Kaynak: Vladimir İ. Lenin, Din ve Devrim, Agora Kitaplığı, Çeviri: Ferit Burak Aydar, Nisan 2016, syf. 151-154.
***
Hegel’in “Mantık Bilimi” kitabının özeti
[…] Kant’ın aksine, Hegel özünde tamamen haklıdır. Somuttan soyuta ilerleyen düşünce – doğru olduğu taktirde [NB] (Kant ise tüm filozoflar gibi doğru düşünceden bahseder) hakikatten uzaklaşmaz, bilakis hakikate yaklaşır. Madde soyutlaması, bir doğa yasası soyutlaması, değer soyutlaması, vb., kısacası her türlü bilimsel (doğru ve ciddi, yani saçma olmayan) soyutlama doğayı daha derinden, hakiki bir şekilde ve eksiksiz yansıtır. Canlı algıdan soyut düşünceye ve bundan pratiğe, işte hakikat bilişinin, nesnel gerçeklik bilişinin diyalektik yolu budur. Kant tam da imana yer açmak için bilgiyi küçümser; Hegel bilgiyi yüceltir, bilginin Tanrı bilgisi olduğunu iddia eder; materyalist ise madde bilgisini, doğa bilgisini yüceltir, Tanrı’yı da Tanrı’yı savunan felsefi süprüntüyü de çöp sepetine fırlatır. […]

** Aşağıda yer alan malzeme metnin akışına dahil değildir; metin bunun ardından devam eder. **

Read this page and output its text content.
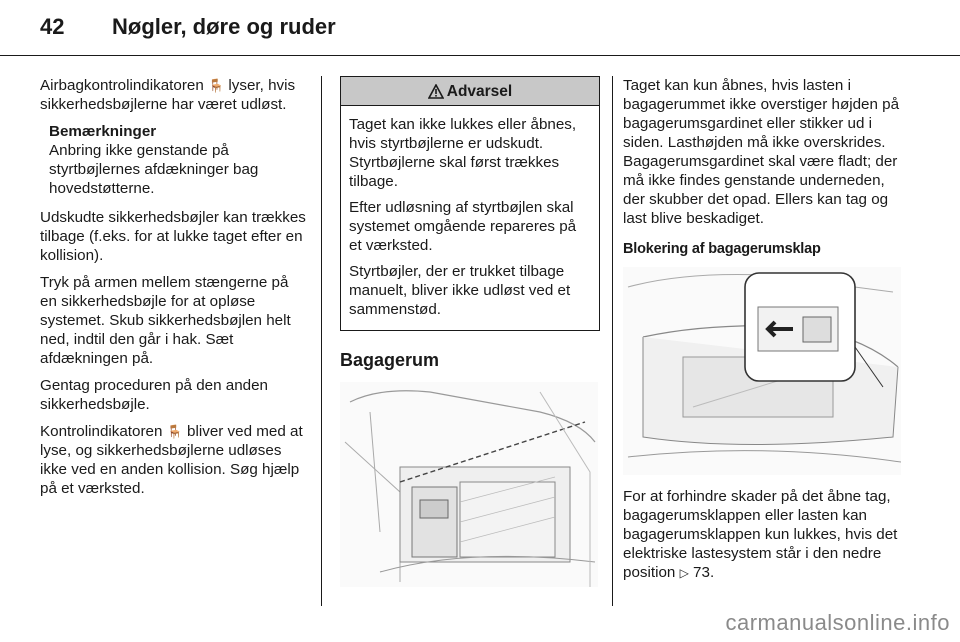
42	Nøgler, døre og ruder

Airbagkontrolindikatoren 🪑 lyser, hvis sikkerhedsbøjlerne har været udløst.

Bemærkninger
Anbring ikke genstande på styrtbøjlernes afdækninger bag hovedstøtterne.

Udskudte sikkerhedsbøjler kan trækkes tilbage (f.eks. for at lukke taget efter en kollision).

Tryk på armen mellem stængerne på en sikkerhedsbøjle for at opløse systemet. Skub sikkerhedsbøjlen helt ned, indtil den går i hak. Sæt afdækningen på.

Gentag proceduren på den anden sikkerhedsbøjle.

Kontrolindikatoren 🪑 bliver ved med at lyse, og sikkerhedsbøjlerne udløses ikke ved en anden kollision. Søg hjælp på et værksted.

Advarsel

Taget kan ikke lukkes eller åbnes, hvis styrtbøjlerne er udskudt. Styrtbøjlerne skal først trækkes tilbage.

Efter udløsning af styrtbøjlen skal systemet omgående repareres på et værksted.

Styrtbøjler, der er trukket tilbage manuelt, bliver ikke udløst ved et sammenstød.

Bagagerum

Taget kan kun åbnes, hvis lasten i bagagerummet ikke overstiger højden på bagagerumsgardinet eller stikker ud i siden. Lasthøjden må ikke overskrides. Bagagerumsgardinet skal være fladt; der må ikke findes genstande underneden, der skubber det opad. Ellers kan tag og last blive beskadiget.

Blokering af bagagerumsklap

For at forhindre skader på det åbne tag, bagagerumsklappen eller lasten kan bagagerumsklappen kun lukkes, hvis det elektriske lastesystem står i den nedre position ▷ 73.

carmanualsonline.info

“Mutlak İdea” üzerine olan bölümde Tanrı hakkında neredeyse tek bir kelime edilmiyor olması kayda değer (‘ilahi’ bir ‘mefhum’un kazara sürçüp geldiği çok nadirdir) ve bunun haricinde (buna dikkat!) özel olarak idealist olan hiçbir şey yok, aksine ana konusu diyalektik yöntem. Hegel’in mantığının dönüp dolaşıp vardığı yer, son sözü ve özü diyalektik yöntemdir; bu son derece kayda değer. Ve bir şey daha: Hegel’in en idealist eserlerinden biri olan burada idealizm asgari, materyalizm azami düzeydedir. ‘Çelişkili’, ama gerçek bu!
***
Hegel’in “Felsefe Tarihi Dersleri’nin” özeti
[…] Ağzındaki baklayı çıkardı: “İskender’in” (Makedonya İskender, Aristoteles’in çömezi) “bir tanrı mertebesine yükseltilmesi … şaşırtıcı değil … Tanrı ile insan hiç de öyle apayrı varlıklar değildir…” (305) [(sadece tersine çevir) aynen öyle!]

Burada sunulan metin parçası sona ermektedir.